Grounded 787s parked nose-to-tail in Seattle

The New York Times (Feb. 20, 2013) article titled “New Dreamliner Headache: Parking Space”, makes for a great classroom discussion about a wide variety of operations issues: capacity, supply chains, production scheduling, strategy, quality. With the FAAs grounding of the 787  fleet in its 6th week, Boeing faces a problem of where to store the airplanes that continue to roll off the assembly lines at its giant Seattle and Charleston factories. Reluctant to shut down its production lines, Boeing is producing 787s at a rate of  more than one a week. At the time the fleet was grounded, 50 Dreamliners were in service.  Since the 787 needs special F.A.A. permission to fly, Boeing is trying to make room for the Dreamliners by clearing out all the other models awaiting delivery. A consensus suggests, though, that it will be many months before the plane will fly again.

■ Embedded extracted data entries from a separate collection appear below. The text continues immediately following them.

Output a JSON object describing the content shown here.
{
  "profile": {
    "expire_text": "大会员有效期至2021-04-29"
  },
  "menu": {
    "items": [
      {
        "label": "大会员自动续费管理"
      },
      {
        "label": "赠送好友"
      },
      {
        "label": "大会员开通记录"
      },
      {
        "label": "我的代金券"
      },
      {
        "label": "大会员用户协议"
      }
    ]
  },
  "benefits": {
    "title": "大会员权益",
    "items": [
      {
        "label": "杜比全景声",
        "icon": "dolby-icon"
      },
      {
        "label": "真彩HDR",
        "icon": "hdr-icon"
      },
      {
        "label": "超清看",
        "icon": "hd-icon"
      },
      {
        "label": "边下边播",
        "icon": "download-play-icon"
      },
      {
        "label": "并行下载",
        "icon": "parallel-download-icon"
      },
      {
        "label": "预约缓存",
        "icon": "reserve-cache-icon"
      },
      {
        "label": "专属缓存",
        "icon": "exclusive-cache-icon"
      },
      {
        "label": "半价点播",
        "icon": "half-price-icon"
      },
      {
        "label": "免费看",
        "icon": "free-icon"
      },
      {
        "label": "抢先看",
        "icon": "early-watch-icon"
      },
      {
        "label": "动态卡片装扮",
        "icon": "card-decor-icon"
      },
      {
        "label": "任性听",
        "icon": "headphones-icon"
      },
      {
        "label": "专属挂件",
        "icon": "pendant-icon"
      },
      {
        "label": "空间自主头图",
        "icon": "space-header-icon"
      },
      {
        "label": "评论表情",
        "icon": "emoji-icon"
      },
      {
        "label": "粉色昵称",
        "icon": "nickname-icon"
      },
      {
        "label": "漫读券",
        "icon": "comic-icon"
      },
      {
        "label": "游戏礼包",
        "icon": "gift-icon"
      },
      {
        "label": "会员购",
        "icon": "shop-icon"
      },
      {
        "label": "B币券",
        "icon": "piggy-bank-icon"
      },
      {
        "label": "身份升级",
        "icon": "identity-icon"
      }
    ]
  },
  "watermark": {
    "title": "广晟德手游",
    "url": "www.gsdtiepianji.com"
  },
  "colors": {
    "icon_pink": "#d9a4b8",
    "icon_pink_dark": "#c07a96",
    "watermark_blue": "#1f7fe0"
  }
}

One reporter counted 15 Dreamliners in Seattle and noted that all the spaces on the flight line were taken. Some of those planes are positioned on a runway previously used for general aviation. Last week, a pilot calling Paine Field was reminded to heed the runway closure notice because “all the 787s are piled up there, they just keep stacking them up.”

Still, production of the 787 is continuing at the same pace at both plants. Stopping or even slowing the assembly lines would be very difficult and costly because the aircraft’s attenuated supply chain draws on parts manufactured all over the world. The engines are built in the U.K., the fuselage in Italy, and various parts of the wing are constructed in Korea, Australia and Japan. “You cannot stop factories all over the world from production,” says an MIT prof. “But everything in the end has capacity. The next step is to keep the suppliers manufacturing but not send the parts, but how many wings can Mitsubishi keep in its factory?”

Discussion questions:

1. Why is the 787 grounded?

2. What are Boeing’s options if the plane is not certified to fly for 2 more months?